Shared Email Address Scenarios
Written by Paul Cunningham on February 25, 2010
In most businesses the topic of shared email and other mailbox features will come up at some stage. A business will have certain requirements that the Exchange administrator needs to configure the system to meet. Depending on what those requirements are the actual configuration used will vary.
One of the most common situations is the sharing of email addresses. A group of uses need to receive email sent to a certain email address other than their own personal email address.
Sometimes it is appropriate for this to be achieved simply by using a secondary email address on the user’s mailbox. John Smith can have john.smith@company.com as his primary email address, but also receive email sent to his predecessor’s email address of greg.jones@company.com.
In other cases this does not work so well. A reception desk staffed by more than one person throughout the week makes it impossible to assign reception@company.com as a secondary email address to each individual person’s mailbox, because an email address can only exist on one mail-enabled object in the organization at any one time.
The solution here could be to use a distribution group, or to use a shared mailbox. Each has its pros and cons. A distribution group delivers each mail item sent to the address to each member of the group. This works fine for newsletters, memos, and other broadcast type information, but not so well for items where only one person needs to take action.

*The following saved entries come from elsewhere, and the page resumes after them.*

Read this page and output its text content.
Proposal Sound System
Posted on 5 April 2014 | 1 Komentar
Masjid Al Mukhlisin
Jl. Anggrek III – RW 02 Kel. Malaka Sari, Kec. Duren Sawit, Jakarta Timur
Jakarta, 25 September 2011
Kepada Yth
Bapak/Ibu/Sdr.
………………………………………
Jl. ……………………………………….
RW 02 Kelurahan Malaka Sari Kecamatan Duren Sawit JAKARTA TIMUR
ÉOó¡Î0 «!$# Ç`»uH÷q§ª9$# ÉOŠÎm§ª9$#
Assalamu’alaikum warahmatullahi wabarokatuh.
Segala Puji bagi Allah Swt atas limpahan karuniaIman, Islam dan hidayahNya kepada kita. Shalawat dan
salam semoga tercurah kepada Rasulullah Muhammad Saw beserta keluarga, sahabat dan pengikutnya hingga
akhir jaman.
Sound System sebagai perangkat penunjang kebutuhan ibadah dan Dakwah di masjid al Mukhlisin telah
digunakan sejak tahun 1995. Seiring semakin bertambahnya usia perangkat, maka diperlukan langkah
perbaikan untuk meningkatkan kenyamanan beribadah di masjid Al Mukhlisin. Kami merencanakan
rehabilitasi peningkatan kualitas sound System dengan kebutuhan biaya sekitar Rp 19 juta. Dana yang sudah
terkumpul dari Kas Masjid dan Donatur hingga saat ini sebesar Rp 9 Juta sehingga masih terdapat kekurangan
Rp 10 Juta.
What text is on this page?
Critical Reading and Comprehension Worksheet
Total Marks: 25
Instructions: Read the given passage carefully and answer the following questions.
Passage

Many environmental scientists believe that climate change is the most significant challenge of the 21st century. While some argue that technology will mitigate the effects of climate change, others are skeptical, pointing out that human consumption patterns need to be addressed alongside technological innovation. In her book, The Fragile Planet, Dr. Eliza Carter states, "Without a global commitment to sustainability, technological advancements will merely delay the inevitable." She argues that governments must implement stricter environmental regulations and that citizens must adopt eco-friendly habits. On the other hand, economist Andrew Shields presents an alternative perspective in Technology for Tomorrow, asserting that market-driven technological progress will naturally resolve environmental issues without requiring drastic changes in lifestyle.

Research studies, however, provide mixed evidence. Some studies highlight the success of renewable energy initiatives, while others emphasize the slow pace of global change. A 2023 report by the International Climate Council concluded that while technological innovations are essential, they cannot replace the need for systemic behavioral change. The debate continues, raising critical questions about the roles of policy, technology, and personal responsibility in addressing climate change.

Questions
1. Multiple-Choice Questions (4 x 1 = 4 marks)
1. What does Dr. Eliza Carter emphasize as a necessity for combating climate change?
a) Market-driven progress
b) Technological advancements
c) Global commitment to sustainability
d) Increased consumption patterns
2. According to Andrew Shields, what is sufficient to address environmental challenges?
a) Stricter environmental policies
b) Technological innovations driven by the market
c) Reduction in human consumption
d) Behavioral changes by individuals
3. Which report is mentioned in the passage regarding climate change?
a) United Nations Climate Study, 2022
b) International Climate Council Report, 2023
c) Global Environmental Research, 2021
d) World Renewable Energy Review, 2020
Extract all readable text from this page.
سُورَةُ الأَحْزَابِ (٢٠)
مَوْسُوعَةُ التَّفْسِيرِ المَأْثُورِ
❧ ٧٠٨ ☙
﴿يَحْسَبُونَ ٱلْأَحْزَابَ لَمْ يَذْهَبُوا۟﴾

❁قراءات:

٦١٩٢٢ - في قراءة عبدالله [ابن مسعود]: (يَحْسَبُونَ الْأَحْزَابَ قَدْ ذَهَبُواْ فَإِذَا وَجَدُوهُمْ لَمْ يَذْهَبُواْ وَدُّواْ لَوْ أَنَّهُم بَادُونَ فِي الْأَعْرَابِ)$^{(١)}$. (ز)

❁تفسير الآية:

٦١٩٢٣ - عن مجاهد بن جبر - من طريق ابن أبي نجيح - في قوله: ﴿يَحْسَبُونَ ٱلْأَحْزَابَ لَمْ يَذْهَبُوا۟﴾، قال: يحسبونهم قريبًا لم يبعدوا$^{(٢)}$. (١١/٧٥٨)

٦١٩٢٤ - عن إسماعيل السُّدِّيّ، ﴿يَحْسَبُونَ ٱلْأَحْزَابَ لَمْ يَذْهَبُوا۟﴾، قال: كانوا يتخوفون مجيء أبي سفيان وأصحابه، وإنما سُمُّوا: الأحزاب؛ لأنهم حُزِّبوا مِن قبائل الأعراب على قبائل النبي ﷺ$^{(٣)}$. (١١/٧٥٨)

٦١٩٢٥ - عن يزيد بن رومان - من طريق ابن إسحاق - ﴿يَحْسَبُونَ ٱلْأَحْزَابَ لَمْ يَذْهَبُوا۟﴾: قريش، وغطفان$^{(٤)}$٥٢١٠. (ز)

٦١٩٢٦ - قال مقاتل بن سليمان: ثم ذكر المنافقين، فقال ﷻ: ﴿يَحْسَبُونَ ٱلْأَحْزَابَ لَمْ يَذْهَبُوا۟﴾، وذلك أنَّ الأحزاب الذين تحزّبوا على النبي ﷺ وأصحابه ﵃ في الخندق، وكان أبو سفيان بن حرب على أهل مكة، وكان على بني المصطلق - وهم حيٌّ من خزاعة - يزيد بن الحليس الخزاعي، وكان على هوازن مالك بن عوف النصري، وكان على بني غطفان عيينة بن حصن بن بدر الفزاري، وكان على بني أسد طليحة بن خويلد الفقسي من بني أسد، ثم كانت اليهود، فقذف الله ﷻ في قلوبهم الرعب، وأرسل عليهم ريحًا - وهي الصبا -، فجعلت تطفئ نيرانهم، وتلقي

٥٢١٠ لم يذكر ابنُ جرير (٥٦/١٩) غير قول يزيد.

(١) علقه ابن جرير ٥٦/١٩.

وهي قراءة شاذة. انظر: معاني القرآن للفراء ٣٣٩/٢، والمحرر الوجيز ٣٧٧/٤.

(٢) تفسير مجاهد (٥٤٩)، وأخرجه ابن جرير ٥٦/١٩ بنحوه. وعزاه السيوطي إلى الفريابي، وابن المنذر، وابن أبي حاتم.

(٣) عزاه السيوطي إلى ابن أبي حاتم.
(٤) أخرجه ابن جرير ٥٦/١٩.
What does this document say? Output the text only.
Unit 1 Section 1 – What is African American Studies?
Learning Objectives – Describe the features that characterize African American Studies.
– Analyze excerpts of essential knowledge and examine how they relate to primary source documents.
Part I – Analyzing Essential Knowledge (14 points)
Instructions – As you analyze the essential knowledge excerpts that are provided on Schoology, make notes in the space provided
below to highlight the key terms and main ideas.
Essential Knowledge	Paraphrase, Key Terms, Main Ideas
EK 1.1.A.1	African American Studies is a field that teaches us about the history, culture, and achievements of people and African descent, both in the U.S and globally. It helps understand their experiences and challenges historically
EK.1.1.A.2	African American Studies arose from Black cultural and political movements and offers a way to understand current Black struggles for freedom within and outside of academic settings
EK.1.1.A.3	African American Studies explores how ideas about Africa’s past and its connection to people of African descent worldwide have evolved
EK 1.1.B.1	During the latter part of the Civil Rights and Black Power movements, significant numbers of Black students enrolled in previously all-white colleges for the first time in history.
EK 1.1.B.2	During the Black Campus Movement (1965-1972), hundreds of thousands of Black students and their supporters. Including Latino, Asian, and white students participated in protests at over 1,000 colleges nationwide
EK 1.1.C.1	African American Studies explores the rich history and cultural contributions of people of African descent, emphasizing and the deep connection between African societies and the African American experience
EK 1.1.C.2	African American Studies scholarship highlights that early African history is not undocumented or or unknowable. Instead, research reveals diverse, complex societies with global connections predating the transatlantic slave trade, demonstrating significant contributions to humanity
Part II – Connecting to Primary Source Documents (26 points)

In those cases a shared mailbox is better suited, because it means a single instance of each actionable item and everyone who shares the mailbox can tell when something has already been actioned. Shared mailboxes are commonly used for Help Desks and sales teams so that a single email address can be publicized and a team of people can access the mailbox to action new items.
Sometimes a shared mailbox is not a generic one that multiple people access, rather it is a person’s primary mailbox that is shared out to their delegates. The usual scenario for this delegation is an executive and their assistant. The assistant has delegate access to the mailbox in order to action low priority items, filter out anything irrelevant, and flag anything important for follow up.
The assistant might also be required to send emails on behalf of the executive, such as companywide broadcast emails. For this the assistant can be granted “Send on Behalf” permissions for the executive’s mailbox. When the assistant sends messages they are sent as “Assistant’s Name on behalf of Executive’s Name”, making it clear that the communication was sent by a delegate.
For situations such as the Help Desks mentioned early the “Send on Behalf” behaviour might not be suitable. Instead they can be granted “Send As” permission for the shared mailbox, which means that when sending mails from the shared mailbox there is no automatic indication that it was sent by a delegate. The easiest way to understand the difference is that “Send As” allows complete impersonation of another mailbox when sending emails.
Of these methods there is no one that is best suited to every scenario. Instead the Exchange administrator needs to understand the business requirements and apply the correct solution to meet them.